Compreende-se a apreensão dos defensores do erário público - o dinheiro esbanjado na estranja é dinheiro fugido ao circuito económico interno, não se reproduz, não minora o angustioso deficit da agricultura portuguesa, não é reinvestido nas OPV que fazem a glória da nossa bolsa e o espanto das congéneres mundiais.

Pior ainda: na URSS muito bom e valioso escudo foi aplicado a salvar a debilitada economia de guerra soviética podendo mesmo dizer-se - foram feitas contas minuciosas! - que a comitiva do dr. Mário Soares pagou 43 obuses de 155, o mesmo é dizer, 227 paraquedas de seda artificial ou ainda o pré mensal de 1382 soldados afegãos, fieis ao governo de Kabul (fieis, pelo menos, até ao momento de receber o pré).

Isto para não falar no que significou a deslocação a Espanha: à saída do avião de regresso a comitiva vinha ajoujada com o peso de garrafas de Carlos III, pandeiretas, navalhas de ponta e mola, caramelos, baralhos de cartas, números antigos da "Penthouse" espanhola, queijo manchego e chouriços "Revilla"!!!

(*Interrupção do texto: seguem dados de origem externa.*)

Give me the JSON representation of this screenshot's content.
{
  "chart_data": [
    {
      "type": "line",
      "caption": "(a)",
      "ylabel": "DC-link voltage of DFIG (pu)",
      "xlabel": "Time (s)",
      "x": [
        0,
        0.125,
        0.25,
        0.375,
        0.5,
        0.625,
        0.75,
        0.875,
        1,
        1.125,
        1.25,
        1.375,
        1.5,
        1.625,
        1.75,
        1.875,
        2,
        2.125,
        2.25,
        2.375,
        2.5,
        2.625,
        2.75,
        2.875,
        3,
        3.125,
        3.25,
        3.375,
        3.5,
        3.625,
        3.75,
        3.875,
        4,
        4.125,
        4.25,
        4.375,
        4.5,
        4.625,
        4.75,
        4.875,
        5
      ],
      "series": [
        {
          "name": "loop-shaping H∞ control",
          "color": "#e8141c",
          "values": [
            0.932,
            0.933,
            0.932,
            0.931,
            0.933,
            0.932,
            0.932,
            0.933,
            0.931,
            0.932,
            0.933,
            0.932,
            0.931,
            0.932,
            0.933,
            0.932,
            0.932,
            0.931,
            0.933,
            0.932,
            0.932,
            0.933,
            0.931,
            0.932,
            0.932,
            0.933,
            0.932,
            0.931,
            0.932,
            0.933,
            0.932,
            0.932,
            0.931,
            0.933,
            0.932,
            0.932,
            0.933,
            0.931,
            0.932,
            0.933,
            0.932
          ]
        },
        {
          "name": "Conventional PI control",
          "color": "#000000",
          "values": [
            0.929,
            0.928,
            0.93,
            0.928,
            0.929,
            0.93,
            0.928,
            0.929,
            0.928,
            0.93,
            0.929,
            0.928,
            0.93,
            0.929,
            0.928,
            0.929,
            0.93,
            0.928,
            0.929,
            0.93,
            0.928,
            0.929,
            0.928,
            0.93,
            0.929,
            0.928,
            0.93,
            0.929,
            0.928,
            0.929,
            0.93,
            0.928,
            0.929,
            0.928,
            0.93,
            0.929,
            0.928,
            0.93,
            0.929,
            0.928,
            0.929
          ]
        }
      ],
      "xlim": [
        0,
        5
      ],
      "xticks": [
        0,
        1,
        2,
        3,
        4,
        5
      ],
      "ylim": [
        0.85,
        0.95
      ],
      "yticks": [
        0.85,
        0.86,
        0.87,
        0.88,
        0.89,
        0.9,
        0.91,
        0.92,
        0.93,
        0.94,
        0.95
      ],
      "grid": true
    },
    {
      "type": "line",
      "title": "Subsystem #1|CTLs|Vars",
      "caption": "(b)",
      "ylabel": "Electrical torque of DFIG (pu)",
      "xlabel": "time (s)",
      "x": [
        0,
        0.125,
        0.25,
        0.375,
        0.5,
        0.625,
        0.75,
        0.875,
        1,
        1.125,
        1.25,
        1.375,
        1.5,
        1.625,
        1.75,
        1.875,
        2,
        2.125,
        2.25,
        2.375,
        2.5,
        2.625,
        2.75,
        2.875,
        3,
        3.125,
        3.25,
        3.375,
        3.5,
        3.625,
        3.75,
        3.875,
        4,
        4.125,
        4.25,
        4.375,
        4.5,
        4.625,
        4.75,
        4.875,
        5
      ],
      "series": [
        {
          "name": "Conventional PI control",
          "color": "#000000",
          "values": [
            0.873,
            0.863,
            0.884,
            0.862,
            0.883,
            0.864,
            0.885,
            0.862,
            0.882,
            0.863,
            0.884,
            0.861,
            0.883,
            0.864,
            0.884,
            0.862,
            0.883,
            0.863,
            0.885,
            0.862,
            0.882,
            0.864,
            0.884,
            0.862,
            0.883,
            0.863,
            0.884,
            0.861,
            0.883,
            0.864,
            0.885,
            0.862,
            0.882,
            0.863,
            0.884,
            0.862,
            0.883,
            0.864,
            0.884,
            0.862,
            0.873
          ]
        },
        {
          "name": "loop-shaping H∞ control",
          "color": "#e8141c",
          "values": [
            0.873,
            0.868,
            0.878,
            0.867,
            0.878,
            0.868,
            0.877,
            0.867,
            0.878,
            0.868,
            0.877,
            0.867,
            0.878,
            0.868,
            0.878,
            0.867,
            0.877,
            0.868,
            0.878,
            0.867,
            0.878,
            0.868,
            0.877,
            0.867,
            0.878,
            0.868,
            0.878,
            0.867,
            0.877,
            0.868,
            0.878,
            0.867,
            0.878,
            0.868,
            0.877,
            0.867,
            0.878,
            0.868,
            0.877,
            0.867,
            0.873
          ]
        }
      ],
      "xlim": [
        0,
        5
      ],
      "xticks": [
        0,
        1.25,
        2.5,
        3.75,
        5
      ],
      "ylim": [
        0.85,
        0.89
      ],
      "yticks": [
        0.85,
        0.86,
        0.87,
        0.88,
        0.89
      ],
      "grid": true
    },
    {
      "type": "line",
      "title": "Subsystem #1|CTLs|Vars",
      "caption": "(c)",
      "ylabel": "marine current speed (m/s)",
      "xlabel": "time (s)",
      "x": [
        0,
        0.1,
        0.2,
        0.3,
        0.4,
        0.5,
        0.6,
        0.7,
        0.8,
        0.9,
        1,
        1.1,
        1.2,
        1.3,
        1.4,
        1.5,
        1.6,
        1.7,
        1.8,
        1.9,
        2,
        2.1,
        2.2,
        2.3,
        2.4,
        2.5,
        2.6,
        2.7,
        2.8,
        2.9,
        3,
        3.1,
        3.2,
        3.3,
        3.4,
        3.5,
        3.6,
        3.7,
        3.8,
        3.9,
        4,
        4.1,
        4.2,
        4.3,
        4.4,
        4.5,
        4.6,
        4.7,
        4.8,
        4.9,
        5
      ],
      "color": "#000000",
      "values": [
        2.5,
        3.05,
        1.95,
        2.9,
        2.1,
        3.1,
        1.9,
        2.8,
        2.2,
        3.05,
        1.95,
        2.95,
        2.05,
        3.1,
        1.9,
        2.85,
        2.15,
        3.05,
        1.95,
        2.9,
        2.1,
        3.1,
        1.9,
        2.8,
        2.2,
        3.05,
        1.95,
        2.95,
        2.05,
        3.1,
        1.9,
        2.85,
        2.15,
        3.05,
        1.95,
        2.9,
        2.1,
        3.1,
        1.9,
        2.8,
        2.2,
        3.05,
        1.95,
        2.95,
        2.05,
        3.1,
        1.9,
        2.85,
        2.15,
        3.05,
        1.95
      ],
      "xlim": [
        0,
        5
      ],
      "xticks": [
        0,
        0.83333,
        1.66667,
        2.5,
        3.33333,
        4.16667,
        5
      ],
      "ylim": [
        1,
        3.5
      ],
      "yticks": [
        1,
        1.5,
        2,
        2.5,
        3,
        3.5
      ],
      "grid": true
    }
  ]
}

"É um escândalo", comentou uma anónima fonte do Ministério dos Negócios Estrangeiros. E acrescentava "Pedi ao marechal Spínola que me trouxesse uma embalagem de "Maderas de Oriente" e ele diz-me, com desfaçatez, que aproveitou os últimos trocos para comprar uma garrafa de "Marquês de Riscal" na free shop de Barajas!!!"

Aturdido retorqui-lhe: "Mas os jornais espanhóis, do El Pais ao ABC, vieram cheios de notícias, de fotografias do Dr. Soares e da mulher ..."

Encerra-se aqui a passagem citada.